Any solution, no matter how well it has been conceived will not be successful unless it is embraced by its intended end-users. Here are some quick tips to help promote acceptance (though I don't guarantee it.)
- Understand how end-users work: Find out why they do the things they do. If you show an interest in them, they will be more comfortable with what you're trying to accomplish.
- Provide opportunities for feedback: This is particularly important when there are user interfaces involved. At regular intervals, let people see the development and direction and be willing to listen to suggestions and feedback.
- Manage change: If something has to change let your customer understand the rationale. "Because it has too..." is not a useful response. If the change is meant to make things better explain how.
- Make it seem familiar: People by nature are resistant to change. Perhaps there is opportunity to gradually phase in changes (smaller changes are easier to digest) or provide an interface that is similar to an existing one.
- Enlist champions: End-users that can teach other end-users are a great way to provide support.
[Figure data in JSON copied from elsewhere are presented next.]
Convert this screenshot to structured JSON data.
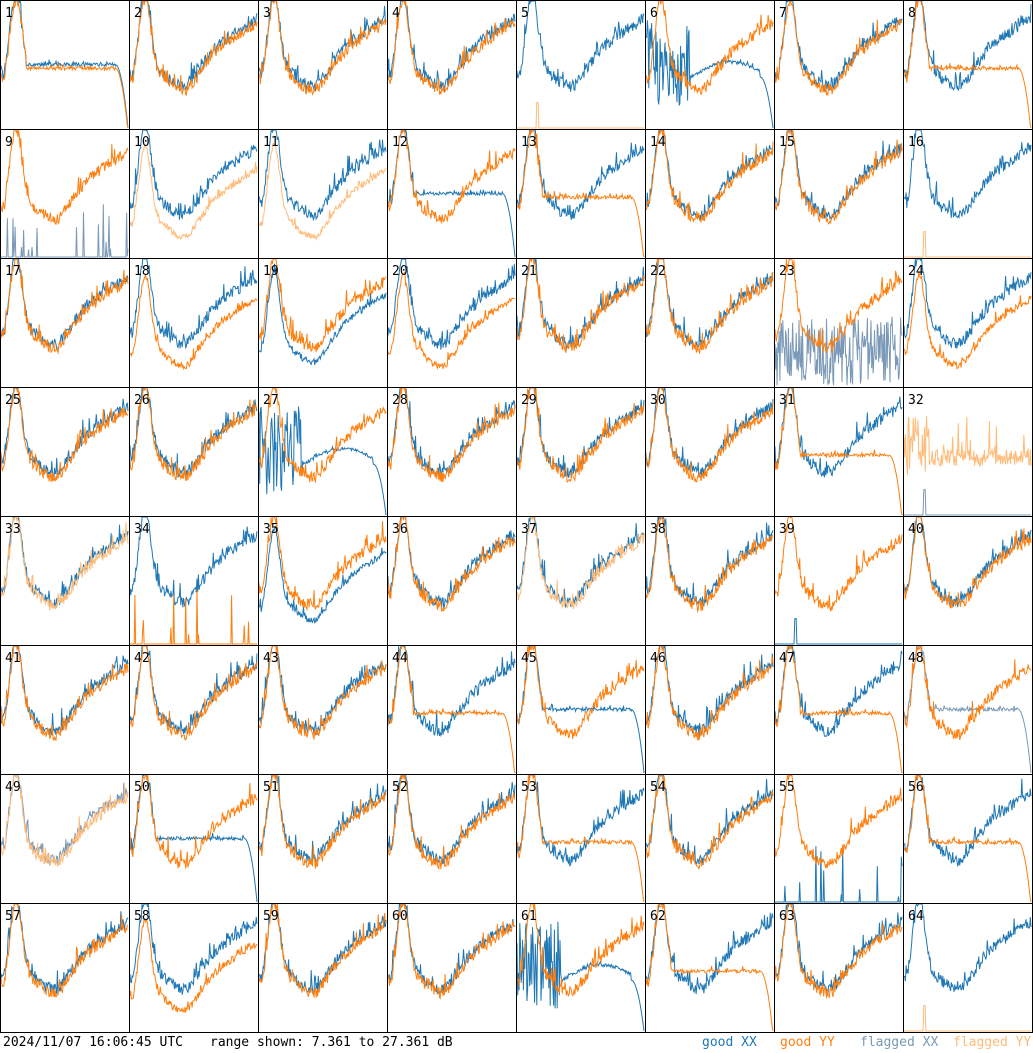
{
  "footer": {
    "timestamp": "2024/11/07 16:06:45 UTC",
    "range_text": "range shown: 7.361 to 27.361 dB"
  },
  "legend": {
    "good_xx": "good XX",
    "good_yy": "good YY",
    "flagged_xx": "flagged XX",
    "flagged_yy": "flagged YY"
  },
  "colors": {
    "good_xx": "#1f77b4",
    "good_yy": "#ff7f0e",
    "flagged_xx": "#7a99b7",
    "flagged_yy": "#ffbb78",
    "frame": "#000000"
  },
  "chart_data": {
    "type": "line",
    "layout": "8x8 small multiples, one per antenna",
    "ylim": [
      7.361,
      27.361
    ],
    "yunit": "dB",
    "xlim": [
      0,
      1
    ],
    "grid": false,
    "legend_placement": "bottom-right",
    "panels": [
      {
        "id": "1",
        "xx": {
          "status": "good",
          "shape": "falloff"
        },
        "yy": {
          "status": "good",
          "shape": "falloff"
        }
      },
      {
        "id": "2",
        "xx": {
          "status": "good",
          "shape": "normal"
        },
        "yy": {
          "status": "good",
          "shape": "normal"
        }
      },
      {
        "id": "3",
        "xx": {
          "status": "good",
          "shape": "normal"
        },
        "yy": {
          "status": "good",
          "shape": "normal"
        }
      },
      {
        "id": "4",
        "xx": {
          "status": "good",
          "shape": "normal"
        },
        "yy": {
          "status": "good",
          "shape": "normal"
        }
      },
      {
        "id": "5",
        "xx": {
          "status": "good",
          "shape": "normal"
        },
        "yy": {
          "status": "flagged",
          "shape": "dead"
        }
      },
      {
        "id": "6",
        "xx": {
          "status": "good",
          "shape": "damaged"
        },
        "yy": {
          "status": "good",
          "shape": "normal"
        }
      },
      {
        "id": "7",
        "xx": {
          "status": "good",
          "shape": "normal"
        },
        "yy": {
          "status": "good",
          "shape": "normal"
        }
      },
      {
        "id": "8",
        "xx": {
          "status": "good",
          "shape": "normal"
        },
        "yy": {
          "status": "good",
          "shape": "falloff"
        }
      },
      {
        "id": "9",
        "xx": {
          "status": "flagged",
          "shape": "spiky_dead"
        },
        "yy": {
          "status": "good",
          "shape": "normal"
        }
      },
      {
        "id": "10",
        "xx": {
          "status": "good",
          "shape": "normal"
        },
        "yy": {
          "status": "flagged",
          "shape": "lower"
        }
      },
      {
        "id": "11",
        "xx": {
          "status": "good",
          "shape": "normal"
        },
        "yy": {
          "status": "flagged",
          "shape": "lower"
        }
      },
      {
        "id": "12",
        "xx": {
          "status": "good",
          "shape": "falloff"
        },
        "yy": {
          "status": "good",
          "shape": "normal"
        }
      },
      {
        "id": "13",
        "xx": {
          "status": "good",
          "shape": "normal"
        },
        "yy": {
          "status": "good",
          "shape": "falloff"
        }
      },
      {
        "id": "14",
        "xx": {
          "status": "good",
          "shape": "normal"
        },
        "yy": {
          "status": "good",
          "shape": "normal"
        }
      },
      {
        "id": "15",
        "xx": {
          "status": "good",
          "shape": "normal"
        },
        "yy": {
          "status": "good",
          "shape": "normal"
        }
      },
      {
        "id": "16",
        "xx": {
          "status": "good",
          "shape": "normal"
        },
        "yy": {
          "status": "flagged",
          "shape": "dead"
        }
      },
      {
        "id": "17",
        "xx": {
          "status": "good",
          "shape": "normal"
        },
        "yy": {
          "status": "good",
          "shape": "normal"
        }
      },
      {
        "id": "18",
        "xx": {
          "status": "good",
          "shape": "normal"
        },
        "yy": {
          "status": "good",
          "shape": "lower"
        }
      },
      {
        "id": "19",
        "xx": {
          "status": "good",
          "shape": "lower"
        },
        "yy": {
          "status": "good",
          "shape": "normal"
        }
      },
      {
        "id": "20",
        "xx": {
          "status": "good",
          "shape": "normal"
        },
        "yy": {
          "status": "good",
          "shape": "lower"
        }
      },
      {
        "id": "21",
        "xx": {
          "status": "good",
          "shape": "normal"
        },
        "yy": {
          "status": "good",
          "shape": "normal"
        }
      },
      {
        "id": "22",
        "xx": {
          "status": "good",
          "shape": "normal"
        },
        "yy": {
          "status": "good",
          "shape": "normal"
        }
      },
      {
        "id": "23",
        "xx": {
          "status": "flagged",
          "shape": "noise"
        },
        "yy": {
          "status": "good",
          "shape": "normal"
        }
      },
      {
        "id": "24",
        "xx": {
          "status": "good",
          "shape": "normal"
        },
        "yy": {
          "status": "good",
          "shape": "lower"
        }
      },
      {
        "id": "25",
        "xx": {
          "status": "good",
          "shape": "normal"
        },
        "yy": {
          "status": "good",
          "shape": "normal"
        }
      },
      {
        "id": "26",
        "xx": {
          "status": "good",
          "shape": "normal"
        },
        "yy": {
          "status": "good",
          "shape": "normal"
        }
      },
      {
        "id": "27",
        "xx": {
          "status": "good",
          "shape": "damaged"
        },
        "yy": {
          "status": "good",
          "shape": "normal"
        }
      },
      {
        "id": "28",
        "xx": {
          "status": "good",
          "shape": "normal"
        },
        "yy": {
          "status": "good",
          "shape": "normal"
        }
      },
      {
        "id": "29",
        "xx": {
          "status": "good",
          "shape": "normal"
        },
        "yy": {
          "status": "good",
          "shape": "normal"
        }
      },
      {
        "id": "30",
        "xx": {
          "status": "good",
          "shape": "normal"
        },
        "yy": {
          "status": "good",
          "shape": "normal"
        }
      },
      {
        "id": "31",
        "xx": {
          "status": "good",
          "shape": "normal"
        },
        "yy": {
          "status": "good",
          "shape": "falloff"
        }
      },
      {
        "id": "32",
        "xx": {
          "status": "flagged",
          "shape": "dead"
        },
        "yy": {
          "status": "flagged",
          "shape": "odd"
        }
      },
      {
        "id": "33",
        "xx": {
          "status": "good",
          "shape": "normal"
        },
        "yy": {
          "status": "flagged",
          "shape": "normal"
        }
      },
      {
        "id": "34",
        "xx": {
          "status": "good",
          "shape": "normal"
        },
        "yy": {
          "status": "good",
          "shape": "spiky_dead"
        }
      },
      {
        "id": "35",
        "xx": {
          "status": "good",
          "shape": "lower"
        },
        "yy": {
          "status": "good",
          "shape": "normal"
        }
      },
      {
        "id": "36",
        "xx": {
          "status": "good",
          "shape": "normal"
        },
        "yy": {
          "status": "good",
          "shape": "normal"
        }
      },
      {
        "id": "37",
        "xx": {
          "status": "good",
          "shape": "normal"
        },
        "yy": {
          "status": "flagged",
          "shape": "normal"
        }
      },
      {
        "id": "38",
        "xx": {
          "status": "good",
          "shape": "normal"
        },
        "yy": {
          "status": "good",
          "shape": "normal"
        }
      },
      {
        "id": "39",
        "xx": {
          "status": "good",
          "shape": "dead"
        },
        "yy": {
          "status": "good",
          "shape": "normal"
        }
      },
      {
        "id": "40",
        "xx": {
          "status": "good",
          "shape": "normal"
        },
        "yy": {
          "status": "good",
          "shape": "normal"
        }
      },
      {
        "id": "41",
        "xx": {
          "status": "good",
          "shape": "normal"
        },
        "yy": {
          "status": "good",
          "shape": "normal"
        }
      },
      {
        "id": "42",
        "xx": {
          "status": "good",
          "shape": "normal"
        },
        "yy": {
          "status": "good",
          "shape": "normal"
        }
      },
      {
        "id": "43",
        "xx": {
          "status": "good",
          "shape": "normal"
        },
        "yy": {
          "status": "good",
          "shape": "normal"
        }
      },
      {
        "id": "44",
        "xx": {
          "status": "good",
          "shape": "normal"
        },
        "yy": {
          "status": "good",
          "shape": "falloff"
        }
      },
      {
        "id": "45",
        "xx": {
          "status": "good",
          "shape": "falloff"
        },
        "yy": {
          "status": "good",
          "shape": "normal"
        }
      },
      {
        "id": "46",
        "xx": {
          "status": "good",
          "shape": "normal"
        },
        "yy": {
          "status": "good",
          "shape": "normal"
        }
      },
      {
        "id": "47",
        "xx": {
          "status": "good",
          "shape": "normal"
        },
        "yy": {
          "status": "good",
          "shape": "falloff"
        }
      },
      {
        "id": "48",
        "xx": {
          "status": "flagged",
          "shape": "falloff"
        },
        "yy": {
          "status": "good",
          "shape": "normal"
        }
      },
      {
        "id": "49",
        "xx": {
          "status": "flagged",
          "shape": "normal"
        },
        "yy": {
          "status": "flagged",
          "shape": "normal"
        }
      },
      {
        "id": "50",
        "xx": {
          "status": "good",
          "shape": "falloff"
        },
        "yy": {
          "status": "good",
          "shape": "normal"
        }
      },
      {
        "id": "51",
        "xx": {
          "status": "good",
          "shape": "normal"
        },
        "yy": {
          "status": "good",
          "shape": "normal"
        }
      },
      {
        "id": "52",
        "xx": {
          "status": "good",
          "shape": "normal"
        },
        "yy": {
          "status": "good",
          "shape": "normal"
        }
      },
      {
        "id": "53",
        "xx": {
          "status": "good",
          "shape": "normal"
        },
        "yy": {
          "status": "good",
          "shape": "falloff"
        }
      },
      {
        "id": "54",
        "xx": {
          "status": "good",
          "shape": "normal"
        },
        "yy": {
          "status": "good",
          "shape": "normal"
        }
      },
      {
        "id": "55",
        "xx": {
          "status": "good",
          "shape": "spiky_dead"
        },
        "yy": {
          "status": "good",
          "shape": "normal"
        }
      },
      {
        "id": "56",
        "xx": {
          "status": "good",
          "shape": "normal"
        },
        "yy": {
          "status": "good",
          "shape": "falloff"
        }
      },
      {
        "id": "57",
        "xx": {
          "status": "good",
          "shape": "normal"
        },
        "yy": {
          "status": "good",
          "shape": "normal"
        }
      },
      {
        "id": "58",
        "xx": {
          "status": "good",
          "shape": "normal"
        },
        "yy": {
          "status": "good",
          "shape": "lower"
        }
      },
      {
        "id": "59",
        "xx": {
          "status": "good",
          "shape": "normal"
        },
        "yy": {
          "status": "good",
          "shape": "normal"
        }
      },
      {
        "id": "60",
        "xx": {
          "status": "good",
          "shape": "normal"
        },
        "yy": {
          "status": "good",
          "shape": "normal"
        }
      },
      {
        "id": "61",
        "xx": {
          "status": "good",
          "shape": "damaged"
        },
        "yy": {
          "status": "good",
          "shape": "normal"
        }
      },
      {
        "id": "62",
        "xx": {
          "status": "good",
          "shape": "normal"
        },
        "yy": {
          "status": "good",
          "shape": "falloff"
        }
      },
      {
        "id": "63",
        "xx": {
          "status": "good",
          "shape": "normal"
        },
        "yy": {
          "status": "good",
          "shape": "normal"
        }
      },
      {
        "id": "64",
        "xx": {
          "status": "good",
          "shape": "normal"
        },
        "yy": {
          "status": "flagged",
          "shape": "dead"
        }
      }
    ]
  }
}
It also gives the champions a sense of ownership for the adoption. Early adopters are good individuals to use as champions.
- Teach don't point: When someone asks for help one of the worst things you can do is point them to a manual. Spend time to teach them how it works. Show them they're important.
- Measure & report: If the new solution is meant to improve productivity, show them the gains that have been made over time as the end-users become more familiar and move up the adoption curve. This type of information shouldn't just be provided to the project sponsors and management.